Keynote take aways:

https://allisonrandal.com/ is really cool 
- ATT is doing: an openstack shim mostly for Ironic integration to manage baremetal, then k8s to deploy a full customer oriented Openstack deployment using k8s native rolling deploy and management for Openstack deployed within containers, and then Openstack deployed instances that can have k8s and other container orchestration platforms deployed within instances.  It's turtles all the way down people.  This also isn't unique actually.  Uses opensack-helm.  A lot of talk this year around the integration of Openstack and k8s platforms and layering thereof.  Really interesting stuff.
- Ironic is a huge winner in the last 6m - 1y.  9% => 20% adoption across surveyed customers.  It seems to have gone from a thing you had to stretch to your use case with a lot of time and attention to a popular deployment pattern for all hardware (including hardware underpinning the openstack clouds themselves).  So that's really interesting considering it's on our roadmap to visit in the PN[0] age.
- Zuulv3 is being touted as a community part of the O[1] ecosystem.  They said these words "Now that Zuul v3 is released it's actually ready to be used by other people".  Should we laugh or cry?
- Good description of Openstack components as "programmable infrastructure".
- O[1] foundation views their work as an integration engine for the full stack of components

-- Sessions --

* O[1] Passports

- https://www.openstack.org/passport is a cool initiative to make getting trial credentials to all participating public cloud run on O[1] possible.  Really curious to see how folks have put their custom stamp on 'vanilla O[1]'.

* O[1] CephFS now fully awesome

- Manila is a projec that aims to manage File Servers (shared file servers usually) with several backends, including NFS and the new-hotness CephFS.  That means in theory we could replace some of our homebrew things with a combination of these components down the line.  We could even in theory use Manila on top of NFS. It's pretty interesting and could present some better deployment and management models like presentation of these shares as block storage to instances from the host level.  That could mean better management with use of flavor constraints and quota tie-in.  

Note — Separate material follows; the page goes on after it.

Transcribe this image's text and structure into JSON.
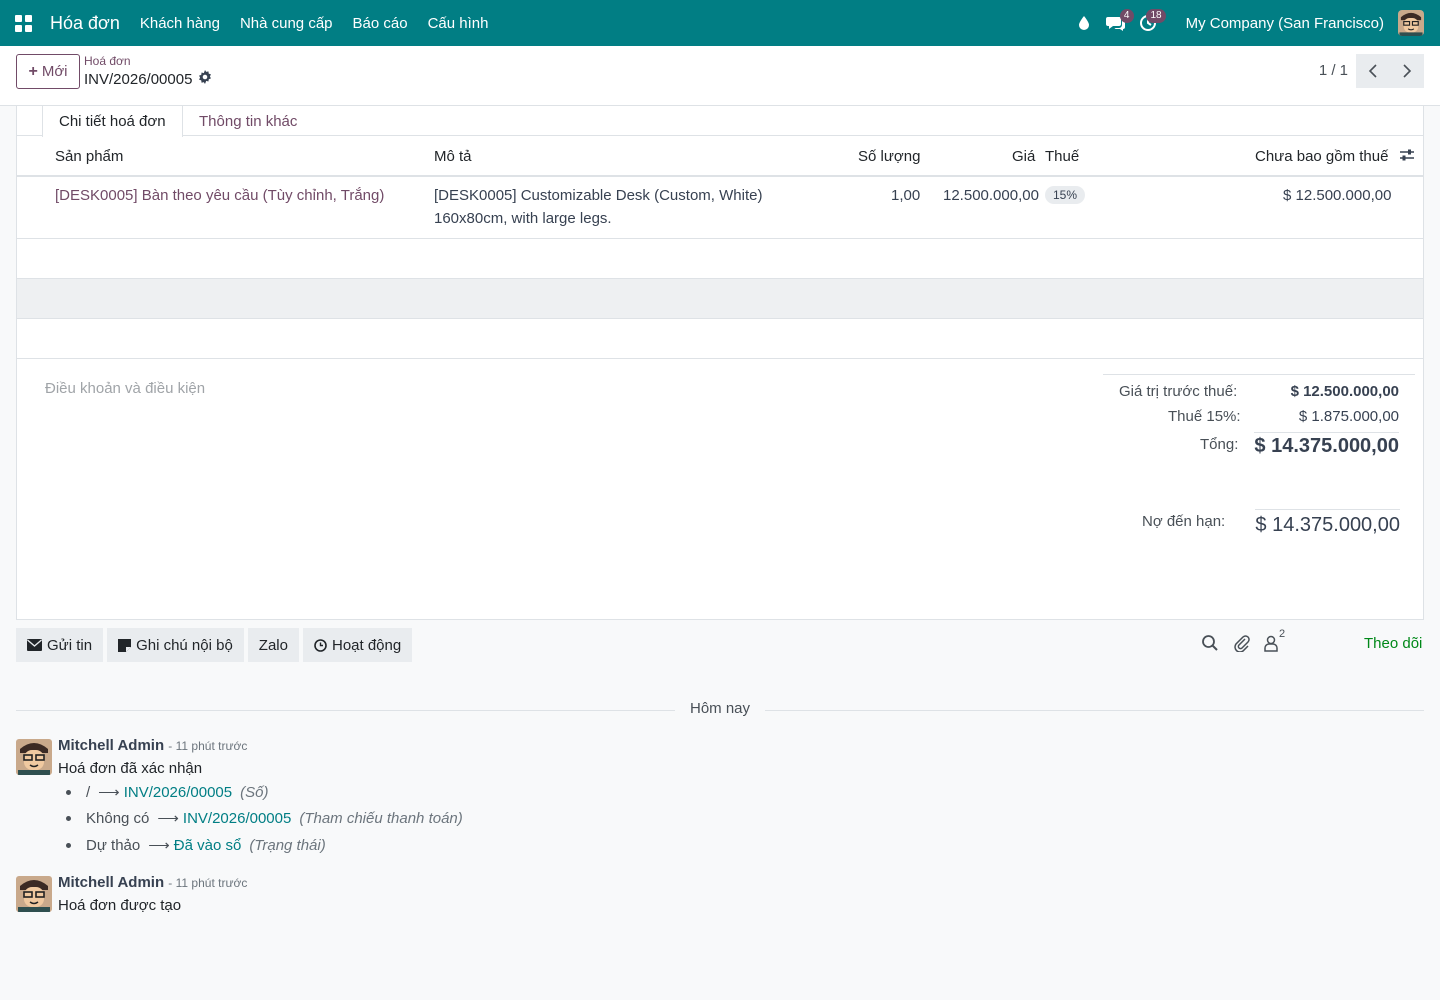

- CephFS seems super awesome. I'm skeptical, my impression of new Ceph features historically is that they reache fever pitch for adoption way sooner than maturity.

* Overview and Status of Cep File System

- More CephFS talk and magic.  It's new, it's here. It integrates with Manila, and you can now deploy Ceph as a backend to Glance, Cinder, Nova (yeah..), and Manila

* How does Neutron Do That?

- Pretty misleading title let me say!  We never touched Neutron nor did they show any actual Neutron internals as I thought.  It was however a pretty decent hands on with components that underpin Neutron.   Namespaces, veth interfaces, linux bridging, etc.  I did learn a few tid bits, but it was a sort of pitch for Rackspace training.  Worth going to, could have been 30m and not 1h30m.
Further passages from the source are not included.